Here's some data$^1$ denoting the variation of the mean of samples (y-axis) with the no. of samples (x-axis). The uncertainties are $1\sigma$ standard deviation of those samples.
Clearly the data has a trend. It converges to some value and has less uncertainty with more samples.
However, the data isn't smooth $^2$ and is made up of a jagged line of dips and bumps.
- How does one quantitatively differentiate if these peaks and valleys are actual features of data or just random fluctuations?$^3$
For e.g. here is one way to justify that most features are just stochastic noise.
i. Calculate a data trend (here a MeanFilter of kernel radius $\in{1,3,11}$ was used)
ii.
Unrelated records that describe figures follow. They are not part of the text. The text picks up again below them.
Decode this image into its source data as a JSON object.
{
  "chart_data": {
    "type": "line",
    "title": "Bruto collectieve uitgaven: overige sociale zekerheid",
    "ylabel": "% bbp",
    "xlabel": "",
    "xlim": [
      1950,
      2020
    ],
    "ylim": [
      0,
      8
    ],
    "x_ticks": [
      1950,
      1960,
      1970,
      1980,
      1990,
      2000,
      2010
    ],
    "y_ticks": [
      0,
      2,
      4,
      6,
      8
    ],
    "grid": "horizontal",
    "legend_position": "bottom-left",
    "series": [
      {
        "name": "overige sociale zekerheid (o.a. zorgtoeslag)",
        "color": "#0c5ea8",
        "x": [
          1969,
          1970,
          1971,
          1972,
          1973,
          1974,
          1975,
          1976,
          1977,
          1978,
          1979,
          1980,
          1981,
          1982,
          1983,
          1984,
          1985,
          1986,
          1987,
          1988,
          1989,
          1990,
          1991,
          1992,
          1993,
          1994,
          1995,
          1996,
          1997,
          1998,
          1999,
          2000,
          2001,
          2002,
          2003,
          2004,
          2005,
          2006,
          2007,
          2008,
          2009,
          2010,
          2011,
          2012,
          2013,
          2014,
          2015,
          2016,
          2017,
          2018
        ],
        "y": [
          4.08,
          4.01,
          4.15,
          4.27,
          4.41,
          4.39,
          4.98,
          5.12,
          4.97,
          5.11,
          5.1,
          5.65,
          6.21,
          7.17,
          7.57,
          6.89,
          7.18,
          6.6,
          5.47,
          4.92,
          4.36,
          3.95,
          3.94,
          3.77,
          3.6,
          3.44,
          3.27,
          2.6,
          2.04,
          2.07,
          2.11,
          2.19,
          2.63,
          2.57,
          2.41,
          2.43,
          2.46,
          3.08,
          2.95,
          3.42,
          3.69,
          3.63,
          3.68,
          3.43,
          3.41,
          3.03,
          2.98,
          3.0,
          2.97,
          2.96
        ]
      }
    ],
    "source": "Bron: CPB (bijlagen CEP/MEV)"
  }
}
Check if any $1\sigma$ data pts. are entirely out of your $1\sigma$ trendline. If they are, then upto $1\sigma$ they are actual features
Here's it in action:
Fig2. Graph of data and a trendline with a MeanFilter of radius $3$.
Fig3. Graph of data and trendlines with more drastic MeanFilter radii
- Is this heuretic a valid way of categorising bumps as actual features or noise?
Footnotes
$^1$ This was a Monte Carlo simulation to calculate the value of $\pi/4$. $100$ points were uniform randomly selected from a square circumscribing a unit circle and the ratio of the points that lay within the circle to all the points calculated. This formed one sample. The x-axis on the graph displays the no. of samples while the y-axis shows the arithmetic average of those samples. The uncertainties are $1\sigma$ standard deviation of those samples.
$^2$ and stays fluctuant even if the x-axis was more finely sampled.
$^3$ In this case I expect them being genuine statistical noise.